Studio Voltaire is a non-profit gallery and artist studios based in Clapham, South London. The organisation focuses on contemporary arts, staging a public programme of exhibitions, performances, and live events. Studio Voltaire invests in the production of new work and often gives artists their first opportunity for a solo exhibition in London. The gallery space is housed in a Victorian former Methodist Chapel and artist commissions frequently take the form of site-specific installation, focusing on the unique architecture of the space. Studio Voltaire also provides affordable workspace to over 40 artists and hosts artist residencies with a variety of national and international partners. Since 2011 the Not Our Class programme has provided a series of participation and research projects for local audiences. In 2011 Studio Voltaire was awarded with regular funding from Arts Council England as a National Portfolio Organisation.
Joe Scotland is the Director of Studio Voltaire.
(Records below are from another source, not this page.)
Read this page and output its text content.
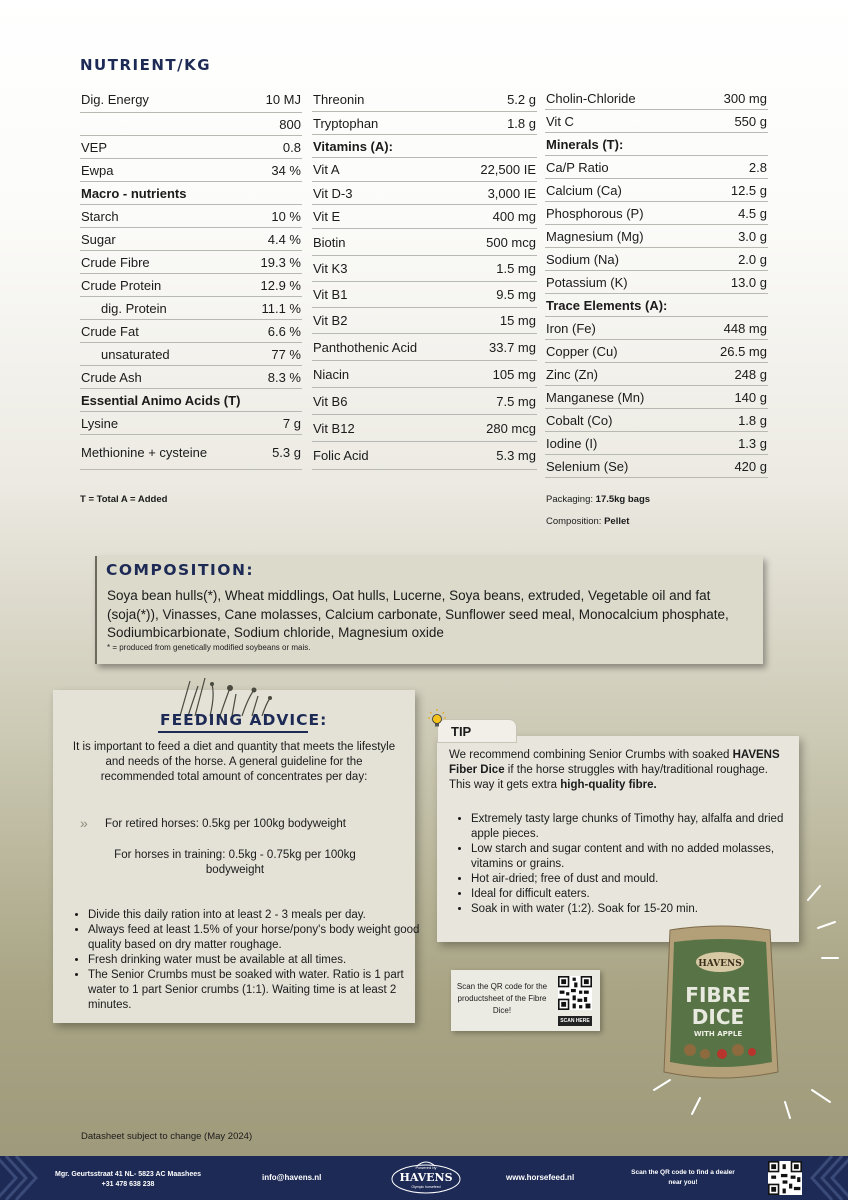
NUTRIENT/KG
Dig. Energy	10 MJ
800
VEP	0.8
Ewpa	34 %
Macro - nutrients
Starch	10 %
Sugar	4.4 %
Crude Fibre	19.3 %
Crude Protein	12.9 %
dig. Protein	11.1 %
Crude Fat	6.6 %
unsaturated	77 %
Crude Ash	8.3 %
Essential Animo Acids (T)
Lysine	7 g
Methionine + cysteine	5.3 g
Threonin	5.2 g
Tryptophan	1.8 g
Vitamins (A):
Vit A	22,500 IE
Vit D-3	3,000 IE
Vit E	400 mg
Biotin	500 mcg
Vit K3	1.5 mg
Vit B1	9.5 mg
Vit B2	15 mg
Panthothenic Acid	33.7 mg
Niacin	105 mg
Vit B6	7.5 mg
Vit B12	280 mcg
Folic Acid	5.3 mg
Cholin-Chloride	300 mg
Vit C	550 g
Minerals (T):
Ca/P Ratio	2.8
Calcium (Ca)	12.5 g
Phosphorous (P)	4.5 g
Magnesium (Mg)	3.0 g
Sodium (Na)	2.0 g
Potassium (K)	13.0 g
Trace Elements (A):
Iron (Fe)	448 mg
Copper (Cu)	26.5 mg
Zinc (Zn)	248 g
Manganese (Mn)	140 g
Cobalt (Co)	1.8 g
Iodine (I)	1.3 g
Selenium (Se)	420 g
T = Total A = Added	Packaging: 17.5kg bags
Composition: Pellet
COMPOSITION:
Soya bean hulls(*), Wheat middlings, Oat hulls, Lucerne, Soya beans, extruded, Vegetable oil and fat (soja(*)), Vinasses, Cane molasses, Calcium carbonate, Sunflower seed meal, Monocalcium phosphate, Sodiumbicarbionate, Sodium chloride, Magnesium oxide
* = produced from genetically modified soybeans or mais.
FEEDING ADVICE:
It is important to feed a diet and quantity that meets the lifestyle and needs of the horse. A general guideline for the recommended total amount of concentrates per day:
» For retired horses: 0.5kg per 100kg bodyweight
For horses in training: 0.5kg - 0.75kg per 100kg bodyweight
• Divide this daily ration into at least 2 - 3 meals per day.
• Always feed at least 1.5% of your horse/pony's body weight good quality based on dry matter roughage.
• Fresh drinking water must be available at all times.
• The Senior Crumbs must be soaked with water. Ratio is 1 part water to 1 part Senior crumbs (1:1). Waiting time is at least 2 minutes.
TIP
We recommend combining Senior Crumbs with soaked HAVENS Fiber Dice if the horse struggles with hay/traditional roughage. This way it gets extra high-quality fibre.
• Extremely tasty large chunks of Timothy hay, alfalfa and dried apple pieces.
• Low starch and sugar content and with no added molasses, vitamins or grains.
• Hot air-dried; free of dust and mould.
• Ideal for difficult eaters.
• Soak in with water (1:2). Soak for 15-20 min.
Scan the QR code for the productsheet of the Fibre Dice!
SCAN HERE
HAVENS
FIBRE
DICE
WITH APPLE
Datasheet subject to change (May 2024)
Mgr. Geurtsstraat 41 NL- 5823 AC Maashees
+31 478 638 238
info@havens.nl
Powered by
HAVENS
Olympic horsefeed
www.horsefeed.nl
Scan the QR code to find a dealer near you!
==National exhibitions and events==

Studio Voltaire was established in 1994 on Voltaire Road, Clapham, by a small artist collective.
In 1999 it moved to its current location in a former Methodist Chapel at Nelson’s Row, Clapham.
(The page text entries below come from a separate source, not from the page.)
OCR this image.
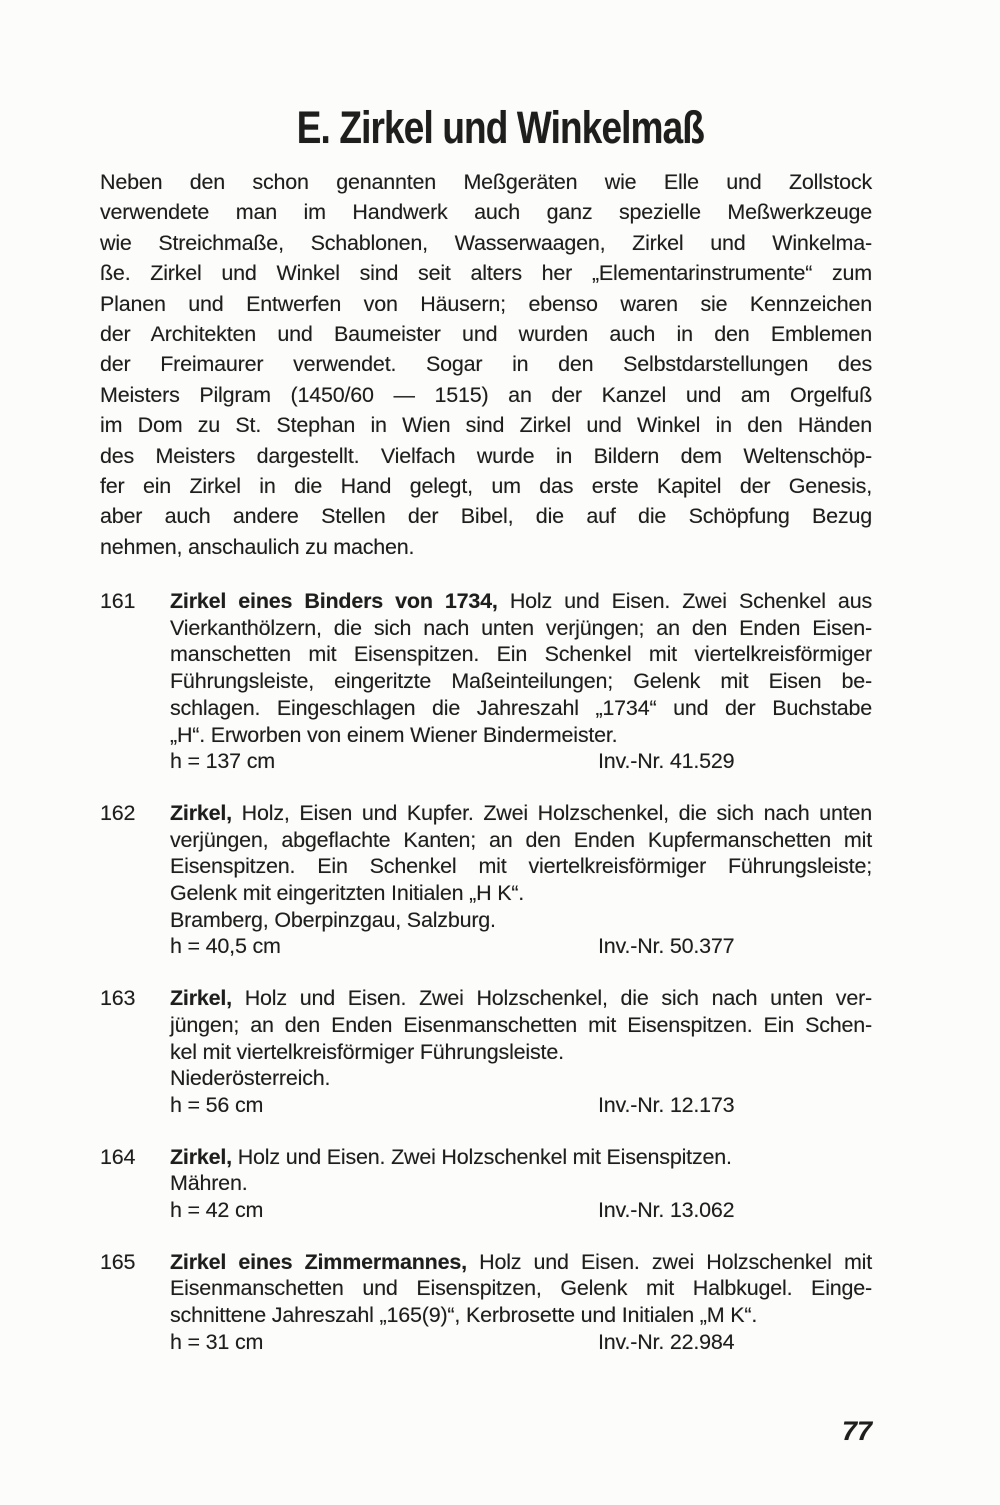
E. Zirkel und Winkelmaß
Neben den schon genannten Meßgeräten wie Elle und Zollstock
verwendete man im Handwerk auch ganz spezielle Meßwerkzeuge
wie Streichmaße, Schablonen, Wasserwaagen, Zirkel und Winkelma-
ße. Zirkel und Winkel sind seit alters her „Elementarinstrumente“ zum
Planen und Entwerfen von Häusern; ebenso waren sie Kennzeichen
der Architekten und Baumeister und wurden auch in den Emblemen
der Freimaurer verwendet. Sogar in den Selbstdarstellungen des
Meisters Pilgram (1450/60 — 1515) an der Kanzel und am Orgelfuß
im Dom zu St. Stephan in Wien sind Zirkel und Winkel in den Händen
des Meisters dargestellt. Vielfach wurde in Bildern dem Weltenschöp-
fer ein Zirkel in die Hand gelegt, um das erste Kapitel der Genesis,
aber auch andere Stellen der Bibel, die auf die Schöpfung Bezug
nehmen, anschaulich zu machen.
161	Zirkel eines Binders von 1734, Holz und Eisen. Zwei Schenkel aus
Vierkanthölzern, die sich nach unten verjüngen; an den Enden Eisen-
manschetten mit Eisenspitzen. Ein Schenkel mit viertelkreisförmiger
Führungsleiste, eingeritzte Maßeinteilungen; Gelenk mit Eisen be-
schlagen. Eingeschlagen die Jahreszahl „1734“ und der Buchstabe
„H“. Erworben von einem Wiener Bindermeister.
h = 137 cm	Inv.-Nr. 41.529
162	Zirkel, Holz, Eisen und Kupfer. Zwei Holzschenkel, die sich nach unten
verjüngen, abgeflachte Kanten; an den Enden Kupfermanschetten mit
Eisenspitzen. Ein Schenkel mit viertelkreisförmiger Führungsleiste;
Gelenk mit eingeritzten Initialen „H K“.
Bramberg, Oberpinzgau, Salzburg.
h = 40,5 cm	Inv.-Nr. 50.377
163	Zirkel, Holz und Eisen. Zwei Holzschenkel, die sich nach unten ver-
jüngen; an den Enden Eisenmanschetten mit Eisenspitzen. Ein Schen-
kel mit viertelkreisförmiger Führungsleiste.
Niederösterreich.
h = 56 cm	Inv.-Nr. 12.173
164	Zirkel, Holz und Eisen. Zwei Holzschenkel mit Eisenspitzen.
Mähren.
h = 42 cm	Inv.-Nr. 13.062
165	Zirkel eines Zimmermannes, Holz und Eisen. zwei Holzschenkel mit
Eisenmanschetten und Eisenspitzen, Gelenk mit Halbkugel. Einge-
schnittene Jahreszahl „165(9)“, Kerbrosette und Initialen „M K“.
h = 31 cm	Inv.-Nr. 22.984
77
Studio Voltaire produced its first Print Portfolio, including editions by acclaimed artists Jeremy Deller, Mark Titchner and Spartacus Chetwynd, in 2005. The organisation has subsequently developed a strong reputation for producing affordably priced artist editions, including works by Cory Arcangel, Ryan McGinley and Wolfgang Tillmans.
Also in 2005 Studio Voltaire commissioned Spartacus Chetwynd’s The Walk to Dover, the artist’s first offsite project, involving a week-long expedition from London to Dover.
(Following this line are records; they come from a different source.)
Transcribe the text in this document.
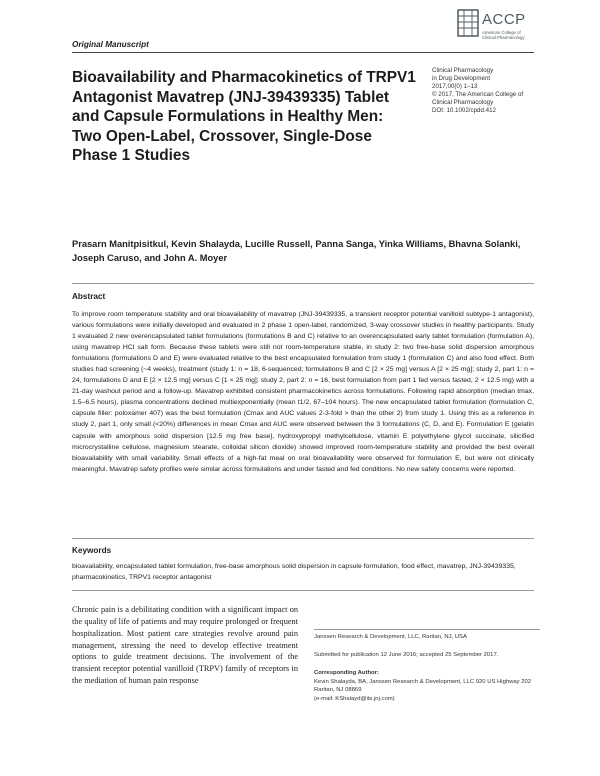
Original Manuscript
ACCP
American College of
Clinical Pharmacology
Clinical Pharmacology
in Drug Development
2017,00(0) 1–13
© 2017, The American College of
Clinical Pharmacology
DOI: 10.1002/cpdd.412
Bioavailability and Pharmacokinetics of TRPV1 Antagonist Mavatrep (JNJ-39439335) Tablet and Capsule Formulations in Healthy Men: Two Open-Label, Crossover, Single-Dose Phase 1 Studies
Prasarn Manitpisitkul, Kevin Shalayda, Lucille Russell, Panna Sanga, Yinka Williams, Bhavna Solanki, Joseph Caruso, and John A. Moyer
Abstract
To improve room temperature stability and oral bioavailability of mavatrep (JNJ-39439335, a transient receptor potential vanilloid subtype-1 antagonist), various formulations were initially developed and evaluated in 2 phase 1 open-label, randomized, 3-way crossover studies in healthy participants. Study 1 evaluated 2 new overencapsulated tablet formulations (formulations B and C) relative to an overencapsulated early tablet formulation (formulation A), using mavatrep HCl salt form. Because these tablets were still not room-temperature stable, in study 2: two free-base solid dispersion amorphous formulations (formulations D and E) were evaluated relative to the best encapsulated formulation from study 1 (formulation C) and also food effect. Both studies had screening (~4 weeks), treatment (study 1: n = 18, 6-sequenced; formulations B and C [2 × 25 mg] versus A [2 × 25 mg]; study 2, part 1: n = 24, formulations D and E [2 × 12.5 mg] versus C [1 × 25 mg]; study 2, part 2: n = 16, best formulation from part 1 fed versus fasted, 2 × 12.5 mg) with a 21-day washout period and a follow-up. Mavatrep exhibited consistent pharmacokinetics across formulations. Following rapid absorption (median tmax, 1.5–6.5 hours), plasma concentrations declined multiexponentially (mean t1/2, 67–104 hours). The new encapsulated tablet formulation (formulation C, capsule filler: poloxamer 407) was the best formulation (Cmax and AUC values 2-3-fold > than the other 2) from study 1. Using this as a reference in study 2, part 1, only small (<20%) differences in mean Cmax and AUC were observed between the 3 formulations (C, D, and E). Formulation E (gelatin capsule with amorphous solid dispersion [12.5 mg free base], hydroxypropyl methylcellulose, vitamin E polyethylene glycol succinate, silicified microcrystalline cellulose, magnesium stearate, colloidal silicon dioxide) showed improved room-temperature stability and provided the best overall bioavailability with small variability. Small effects of a high-fat meal on oral bioavailability were observed for formulation E, but were not clinically meaningful. Mavatrep safety profiles were similar across formulations and under fasted and fed conditions. No new safety concerns were reported.
Keywords
bioavailability, encapsulated tablet formulation, free-base amorphous solid dispersion in capsule formulation, food effect, mavatrep, JNJ-39439335, pharmacokinetics, TRPV1 receptor antagonist
Chronic pain is a debilitating condition with a significant impact on the quality of life of patients and may require prolonged or frequent hospitalization. Most patient care strategies revolve around pain management, stressing the need to develop effective treatment options to guide treatment decisions. The involvement of the transient receptor potential vanilloid (TRPV) family of receptors in the mediation of human pain response
Janssen Research & Development, LLC, Raritan, NJ, USA
Submitted for publication 12 June 2016; accepted 25 September 2017.
Corresponding Author:
Kevin Shalayda, BA, Janssen Research & Development, LLC 920 US Highway 202 Raritan, NJ 08869
(e-mail: KShalayd@its.jnj.com)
Studio Voltaire began an artist residency programme in 2006 in collaboration with the Berlin Cultural Senate and Whitechapel Gallery, London to host a Berlin-based artist with workspace for a 10-month period.
Elizabeth Price presented her first video work A Public Lecture & Exhumation in 2006.

Georgian-born artist Thea Djordjadze presented Possibility Nansen in 2007, her first exhibition in the UK following a residency period at Studio Voltaire.

Studio Voltaire commissioned Nairy Baghramian’s exhibition Butcher, Barber, Angler & Others in 2009, the artist’s first exhibition in the UK.
Cathy Wilkes presented a mixed media installation entitled Mummy’s here in 2009, the first exhibition since her nomination for the Turner Prize in 2008.

In 2010, Phyllida Barlow’s critically acclaimed installation Bluff led to widespread recognition for the artist, including a subsequent presentation with Nairy Baghramian at the Serpentine Gallery and commercial representation with Hauser & Wirth.
Also in 2010 Studio Voltaire established House of Voltaire, an offsite temporary shop.

In 2011 Studio Voltaire initiated Not Our Class, a programme of education and participatory projects exploring the legacy of photographer Jo Spence. Collaborators included Marysia Lewandowska and The Jo Spence Memorial Archive, Rehana Zaman working with King’s College Hospital and Body & Soul, research group X Marks The Spot and Intoart.
Mark Francis Writer, Curator and Director, Gagosian Gallery, London was appointed as Chair of Trustees in 2011.

In 2012, in collaboration with Space, Studio Voltaire mounted the first major retrospective of photographer Jo Spence on the twentieth anniversary of her death.

In 2021 Studio Voltaire reopened following a £2.8m renovation project designed by the architects Matheson Whiteley. The project took existing studio space for 30 artists and increased its capacity to 75, as well as improving the quality and heating of the studios. Studio Voltaire's design shop, House of Voltaire, was given a permanent home as part of the renovation works.

The Loewe Foundation / Studio Voltaire Award international artist residency was established in 2021. It comes with a year-long studio space at Studio Voltaire, a £25,000 ($32,522) stipend for accommodations and living costs, a production and travel budget, and a professional development program. Recipients have since included Beatrix Pang (2022) and Prajakta Potnis (2024).